April 29, 2026 9 min read
Reflect vs Capacities 2026: Honest Verdict

You’ve been researching note-taking apps for three weeks. That’s the problem.

This Reflect vs Capacities 2026 comparison exists because somewhere around day five, the research became the hobby. You have seventeen browser tabs open, a spreadsheet comparing features you’ve never used, and strong opinions about bidirectional links — all without writing a single meaningful note. Both Reflect and Capacities are genuinely good tools in this AI note-taking app comparison. But they’re built on fundamentally different philosophies, and choosing between them isn’t complicated once you understand which one matches how you actually think.

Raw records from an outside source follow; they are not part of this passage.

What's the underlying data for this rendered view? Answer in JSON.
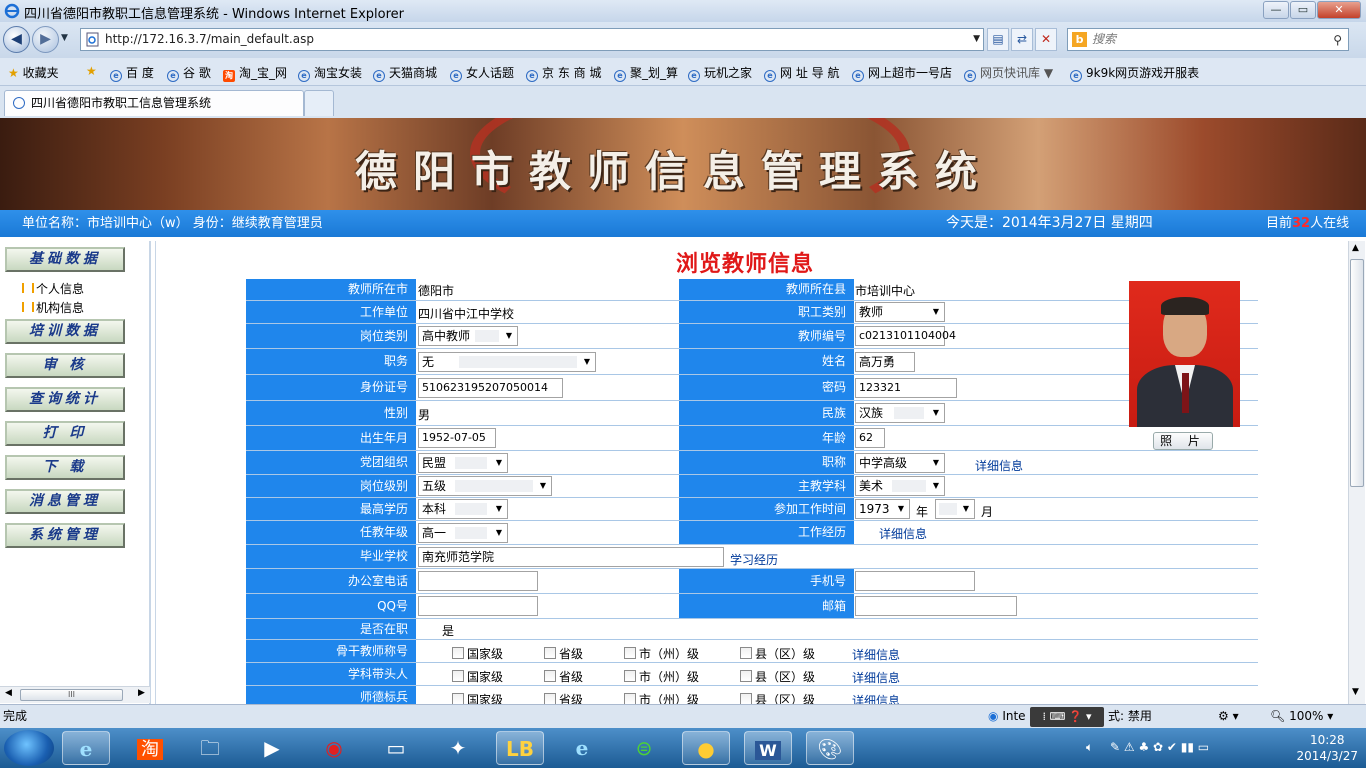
{
  "browser": {
    "window_title": "四川省德阳市教职工信息管理系统 - Windows Internet Explorer",
    "url": "http://172.16.3.7/main_default.asp",
    "search_placeholder": "搜索",
    "favorites_label": "收藏夹",
    "favorites": [
      "百 度",
      "谷 歌",
      "淘_宝_网",
      "淘宝女装",
      "天猫商城",
      "女人话题",
      "京 东 商 城",
      "聚_划_算",
      "玩机之家",
      "网 址 导 航",
      "网上超市一号店",
      "网页快讯库 ▼",
      "9k9k网页游戏开服表"
    ],
    "tab_title": "四川省德阳市教职工信息管理系统",
    "status_text": "完成",
    "zone_text": "Inte",
    "protected_mode": "式: 禁用",
    "zoom": "100%"
  },
  "banner": {
    "title": "德阳市教师信息管理系统"
  },
  "infobar": {
    "unit": "单位名称：市培训中心（w）   身份：继续教育管理员",
    "date": "今天是：2014年3月27日 星期四",
    "online_prefix": "目前",
    "online_count": "32",
    "online_suffix": "人在线"
  },
  "sidebar": {
    "buttons": [
      "基础数据",
      "培训数据",
      "审  核",
      "查询统计",
      "打  印",
      "下  载",
      "消息管理",
      "系统管理"
    ],
    "sub_items": [
      "个人信息",
      "机构信息"
    ]
  },
  "page": {
    "title": "浏览教师信息",
    "photo_button": "照 片",
    "fields": {
      "city_label": "教师所在市",
      "city": "德阳市",
      "county_label": "教师所在县",
      "county": "市培训中心",
      "work_unit_label": "工作单位",
      "work_unit": "四川省中江中学校",
      "staff_type_label": "职工类别",
      "staff_type": "教师",
      "post_type_label": "岗位类别",
      "post_type": "高中教师",
      "teacher_no_label": "教师编号",
      "teacher_no": "c0213101104004",
      "duty_label": "职务",
      "duty": "无",
      "name_label": "姓名",
      "name": "高万勇",
      "id_label": "身份证号",
      "id_no": "510623195207050014",
      "password_label": "密码",
      "password": "123321",
      "gender_label": "性别",
      "gender": "男",
      "ethnicity_label": "民族",
      "ethnicity": "汉族",
      "birth_label": "出生年月",
      "birth": "1952-07-05",
      "age_label": "年龄",
      "age": "62",
      "party_label": "党团组织",
      "party": "民盟",
      "title_label": "职称",
      "title_val": "中学高级",
      "title_detail": "详细信息",
      "post_level_label": "岗位级别",
      "post_level": "五级",
      "subject_label": "主教学科",
      "subject": "美术",
      "edu_label": "最高学历",
      "edu": "本科",
      "work_start_label": "参加工作时间",
      "work_start_year": "1973",
      "year_unit": "年",
      "work_start_month": "",
      "month_unit": "月",
      "grade_label": "任教年级",
      "grade": "高一",
      "work_exp_label": "工作经历",
      "work_exp_detail": "详细信息",
      "school_label": "毕业学校",
      "school": "南充师范学院",
      "study_exp": "学习经历",
      "office_phone_label": "办公室电话",
      "office_phone": "",
      "mobile_label": "手机号",
      "mobile": "",
      "qq_label": "QQ号",
      "qq": "",
      "email_label": "邮箱",
      "email": "",
      "on_job_label": "是否在职",
      "on_job": "是",
      "backbone_label": "骨干教师称号",
      "leader_label": "学科带头人",
      "model_label": "师德标兵",
      "levels": [
        "国家级",
        "省级",
        "市（州）级",
        "县（区）级"
      ],
      "detail": "详细信息"
    }
  },
  "taskbar": {
    "time": "10:28",
    "date": "2014/3/27"
  },
  "colors": {
    "label_bg": "#1f86ec",
    "title_red": "#e01818",
    "infobar": "#2388e8"
  }
}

Quick answer: Reflect is for writers and researchers who want AI-native networked thinking and don’t mind $10/month for a polished, distraction-free experience. Capacities is for people who think in categories — books, people, projects — and want a free tier that’s actually usable, not crippled. Pick based on philosophy, not feature count. Then stop picking and start using it.


Reflect vs Capacities at a Glance

FeatureReflectCapacities
Price$10/mo or $100/yrFree tier; Pro $9.99/mo (annual) or $11.99/mo
Free planNo (14-day trial only)Yes — unlimited notes, 5GB storage
AI modelGPT-4o or Claude 3.5 Sonnet (you pick)Built-in AI (model varies)
Core modelFlat, daily notes + backlinksObject-based (Books, People, Projects, Articles)
PlatformsMac, iOS, WebMac, Windows, Linux, iOS, Android
Calendar integrationGoogle Calendar + Outlook (auto meeting notes)No native calendar sync
EncryptionEnd-to-end encryptedNot end-to-end encrypted
FormattingMinimal — no colors, highlights, or blocksRich formatting, templates per object type
iPad supportYesNo native iPad app
Android supportNoYes

Pricing verified from official product pages, April 2026.

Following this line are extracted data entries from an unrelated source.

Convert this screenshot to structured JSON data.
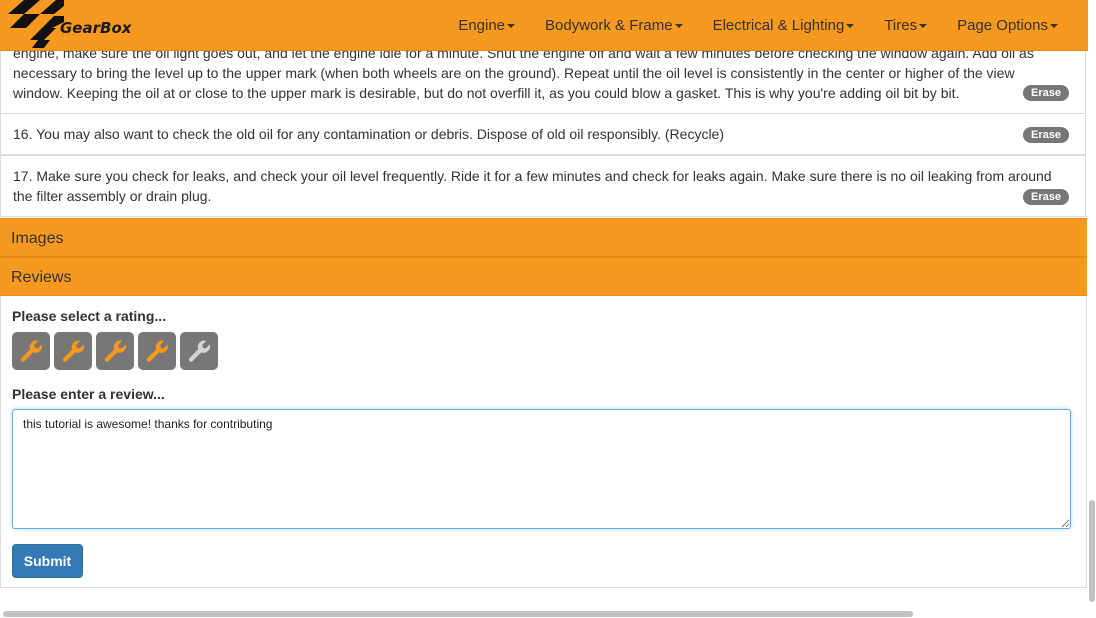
{
  "brand": {
    "name": "GearBox"
  },
  "nav": {
    "items": [
      "Engine",
      "Bodywork & Frame",
      "Electrical & Lighting",
      "Tires",
      "Page Options"
    ]
  },
  "steps": [
    {
      "line1": "engine, make sure the oil light goes out, and let the engine idle for a minute. Shut the engine off and wait a few minutes before checking the window again. Add oil as",
      "line2": "necessary to bring the level up to the upper mark (when both wheels are on the ground). Repeat until the oil level is consistently in the center or higher of the view",
      "line3": "window. Keeping the oil at or close to the upper mark is desirable, but do not overfill it, as you could blow a gasket. This is why you're adding oil bit by bit."
    },
    {
      "line1": "16. You may also want to check the old oil for any contamination or debris. Dispose of old oil responsibly. (Recycle)"
    },
    {
      "line1": "17. Make sure you check for leaks, and check your oil level frequently. Ride it for a few minutes and check for leaks again. Make sure there is no oil leaking from around",
      "line2": "the filter assembly or drain plug."
    }
  ],
  "erase_label": "Erase",
  "sections": {
    "images": "Images",
    "reviews": "Reviews"
  },
  "review_form": {
    "rating_label": "Please select a rating...",
    "rating_value": 4,
    "rating_max": 5,
    "review_label": "Please enter a review...",
    "review_text": "this tutorial is awesome! thanks for contributing",
    "submit_label": "Submit"
  },
  "colors": {
    "brand_orange": "#f7991f",
    "wrench_active": "#f7991f",
    "wrench_inactive": "#d4d4d4",
    "button_primary": "#337ab7",
    "badge_grey": "#777777"
  }
}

Reflect: Built for Thinking, Not Filing

Reflect’s thesis is simple: your notes should behave like your brain, not like a filing cabinet. Everything runs through a daily note. You write, you link, you move on. The backlink graph builds itself over time without you having to decide where anything “belongs.”

That sounds liberating. And for a certain type of thinker — writers, researchers, anyone whose work is primarily synthesis — it genuinely is.

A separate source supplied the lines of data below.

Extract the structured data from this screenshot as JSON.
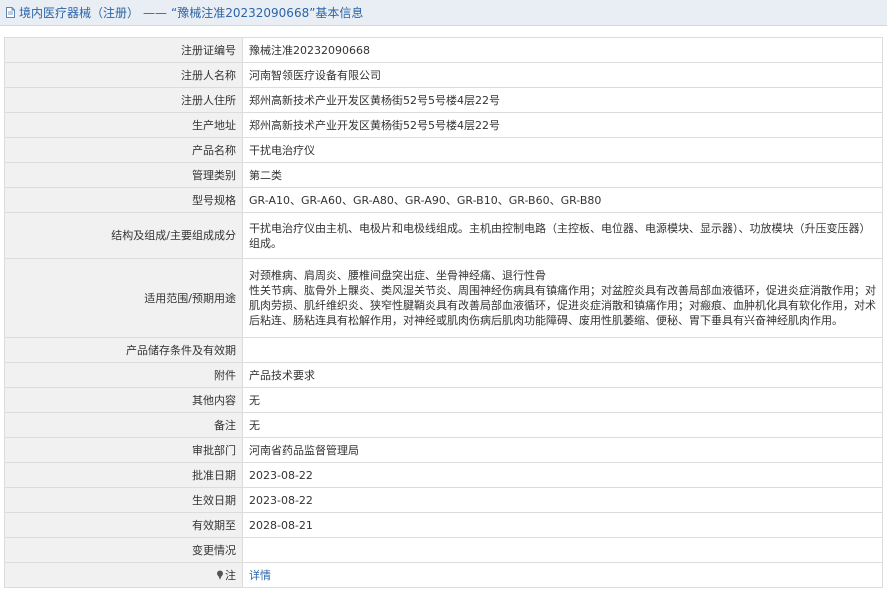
{
  "header": {
    "section": "境内医疗器械（注册）",
    "dash": "——",
    "title": "“豫械注准20232090668”基本信息"
  },
  "fields": {
    "reg_no": {
      "label": "注册证编号",
      "value": "豫械注准20232090668"
    },
    "registrant": {
      "label": "注册人名称",
      "value": "河南智领医疗设备有限公司"
    },
    "registrant_addr": {
      "label": "注册人住所",
      "value": "郑州高新技术产业开发区黄杨街52号5号楼4层22号"
    },
    "production_addr": {
      "label": "生产地址",
      "value": "郑州高新技术产业开发区黄杨街52号5号楼4层22号"
    },
    "product_name": {
      "label": "产品名称",
      "value": "干扰电治疗仪"
    },
    "mgmt_class": {
      "label": "管理类别",
      "value": "第二类"
    },
    "model": {
      "label": "型号规格",
      "value": "GR-A10、GR-A60、GR-A80、GR-A90、GR-B10、GR-B60、GR-B80"
    },
    "structure": {
      "label": "结构及组成/主要组成成分",
      "value": "干扰电治疗仪由主机、电极片和电极线组成。主机由控制电路（主控板、电位器、电源模块、显示器）、功放模块（升压变压器）组成。"
    },
    "usage": {
      "label": "适用范围/预期用途",
      "line1": "对颈椎病、肩周炎、腰椎间盘突出症、坐骨神经痛、退行性骨",
      "line2": "性关节病、肱骨外上髁炎、类风湿关节炎、周围神经伤病具有镇痛作用；对盆腔炎具有改善局部血液循环，促进炎症消散作用；对肌肉劳损、肌纤维织炎、狭窄性腱鞘炎具有改善局部血液循环，促进炎症消散和镇痛作用；对瘢痕、血肿机化具有软化作用，对术后粘连、肠粘连具有松解作用，对神经或肌肉伤病后肌肉功能障碍、废用性肌萎缩、便秘、胃下垂具有兴奋神经肌肉作用。"
    },
    "storage": {
      "label": "产品储存条件及有效期",
      "value": ""
    },
    "attachment": {
      "label": "附件",
      "value": "产品技术要求"
    },
    "other": {
      "label": "其他内容",
      "value": "无"
    },
    "remark": {
      "label": "备注",
      "value": "无"
    },
    "approval_dept": {
      "label": "审批部门",
      "value": "河南省药品监督管理局"
    },
    "approval_date": {
      "label": "批准日期",
      "value": "2023-08-22"
    },
    "effective_date": {
      "label": "生效日期",
      "value": "2023-08-22"
    },
    "valid_until": {
      "label": "有效期至",
      "value": "2028-08-21"
    },
    "change": {
      "label": "变更情况",
      "value": ""
    },
    "note": {
      "label": "注",
      "link": "详情"
    }
  },
  "icons": {
    "header": "document-icon",
    "note": "pin-icon"
  },
  "colors": {
    "link": "#2b64a8",
    "header_bg": "#e9eef4",
    "label_bg": "#f1f1f1",
    "border": "#dcdcdc"
  }
}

The AI integration is the strongest in the PKM space right now. You can choose between GPT-4o and Claude 3.5 Sonnet depending on what you’re doing, which is a detail that matters more than it sounds. Need precise summarization? Use Claude. Need broader brainstorming? Swap to GPT-4o. The calendar integration is genuinely useful: connect Google Calendar or Outlook, and Reflect auto-generates a structured meeting note before the call even starts. If you spend half your day in meetings, that alone is worth $10/month.

The downsides are real, though. There’s no free plan — the 14-day trial is it. If you’re not sure yet, $10 is a bet, not a free experiment. The minimal formatting philosophy is a design choice, but if you’ve come from Notion and rely on color-coded headers, callout blocks, and nested databases, Reflect will feel like you’ve downgraded. And there’s no Android support, which for a productivity tool in 2026 is a meaningful gap.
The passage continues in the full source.